Goodell could have looked at the pressure levels, saw that in the context of natural weather-related deflation it was fairly insignificant, doled out some kind of fine or even sanction and killed the kerfuffle in its tracks. It would have saved his league from all sorts of negative headlines and conspiracy theories.
A good commissioner would've done just that. He's supposed to "protect the shield," not provide talk radio fodder. There is just no way Adam Silver, Paul Tagliabue or David Stern lets this go down.
Even more bizarre, an NFL senior vice president emailed a letter to the Patriots stating that "one of the game balls was inflated to 10.1 psi … [and] in contrast each of the Colts game balls that was inspected met the requirements."
Those assertions were untrue.
No gameball was measured below 10.5 and most were in the 11s, which is within an acceptable range of natural deflation. Three of the four Colts footballs as measured by one gauge were below 12.5, although also within the weather realm (it's uncertain the NFL knew anything about Ideal Gas Law at the time).
Wells' report brushed this off as "miscommunication" but it's quite a miscommunication.
The NFL either had no idea what it was doing and was just making up facts without checking or, in a more draconian reading of it, it was trying to scare and/or silence the franchise into compliance by trumping up evidence.
What's also clear is the NFL never cared about a whole lot about the inflation levels of footballs, probably because it doesn't impact the game very much. The refs check the footballs pregame with a pressure gauge (which vary wildly) and that's about it. It's all a loose guess. In November, when Carolina and Minnesota were caught trying to doctor the footballs by warming them on a cold day, they each got a warning and everyone laughed at the story.
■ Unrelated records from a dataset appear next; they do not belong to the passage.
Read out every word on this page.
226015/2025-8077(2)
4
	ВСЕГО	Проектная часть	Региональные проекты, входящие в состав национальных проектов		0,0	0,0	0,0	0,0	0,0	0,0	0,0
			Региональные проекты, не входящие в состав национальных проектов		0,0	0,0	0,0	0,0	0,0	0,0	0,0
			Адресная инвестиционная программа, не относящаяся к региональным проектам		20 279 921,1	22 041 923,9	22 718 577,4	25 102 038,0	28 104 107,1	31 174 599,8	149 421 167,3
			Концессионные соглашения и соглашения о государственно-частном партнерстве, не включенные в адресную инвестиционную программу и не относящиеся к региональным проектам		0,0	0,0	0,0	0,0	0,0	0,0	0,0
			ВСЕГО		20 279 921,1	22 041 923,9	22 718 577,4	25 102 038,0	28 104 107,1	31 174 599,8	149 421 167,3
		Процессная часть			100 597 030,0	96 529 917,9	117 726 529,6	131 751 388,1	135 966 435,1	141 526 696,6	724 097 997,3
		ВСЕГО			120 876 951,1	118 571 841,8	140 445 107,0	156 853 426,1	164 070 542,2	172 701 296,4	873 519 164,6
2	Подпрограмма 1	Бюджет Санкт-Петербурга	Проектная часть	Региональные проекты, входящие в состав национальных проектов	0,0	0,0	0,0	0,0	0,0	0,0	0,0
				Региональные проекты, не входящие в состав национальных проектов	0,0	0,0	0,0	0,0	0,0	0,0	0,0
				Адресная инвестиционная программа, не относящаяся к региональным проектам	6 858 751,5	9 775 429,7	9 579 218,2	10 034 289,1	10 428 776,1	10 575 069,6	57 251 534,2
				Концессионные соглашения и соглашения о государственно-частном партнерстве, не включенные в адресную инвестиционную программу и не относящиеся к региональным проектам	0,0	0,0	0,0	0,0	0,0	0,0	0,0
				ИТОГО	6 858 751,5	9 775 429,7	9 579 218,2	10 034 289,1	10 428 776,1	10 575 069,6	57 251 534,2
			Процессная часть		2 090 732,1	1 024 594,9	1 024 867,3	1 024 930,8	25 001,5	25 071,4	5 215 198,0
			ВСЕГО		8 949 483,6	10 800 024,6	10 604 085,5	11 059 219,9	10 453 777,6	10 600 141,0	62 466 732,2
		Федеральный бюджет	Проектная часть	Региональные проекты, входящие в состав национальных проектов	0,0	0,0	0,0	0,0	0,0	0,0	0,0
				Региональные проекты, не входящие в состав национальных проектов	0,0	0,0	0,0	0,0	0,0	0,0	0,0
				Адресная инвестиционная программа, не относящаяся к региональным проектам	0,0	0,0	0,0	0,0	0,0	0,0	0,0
The Colts sent the league an email the week of the AFC title game with concerns about the Pats' footballs. The NFL ignored it, instead employing a process so casual that there is a viable counterargument that the league never even proved the footballs were deflated.
Even then the competitive advantage is debatable, if not negligible. Brady was better in the second half against the Colts. As Peter King points out, across his career he is almost exactly as effective on the road (when Pats personnel would have no access to pregame footballs) as at home (when "The Deflator" might operate).
The Patriots and Brady seemingly deserve some sanction, if only for having someone carry the footballs into a bathroom, but this grew beyond reason.
This wasn’t important to the NFL until the NFL retroactively made it important.
Nearly everyone is enjoying the haughty Patriots getting their comeuppance here and that's understandable. However, even if you think in the end Brady was secretly commanding this operation (as I suspect), is this how the commissioner's office should work?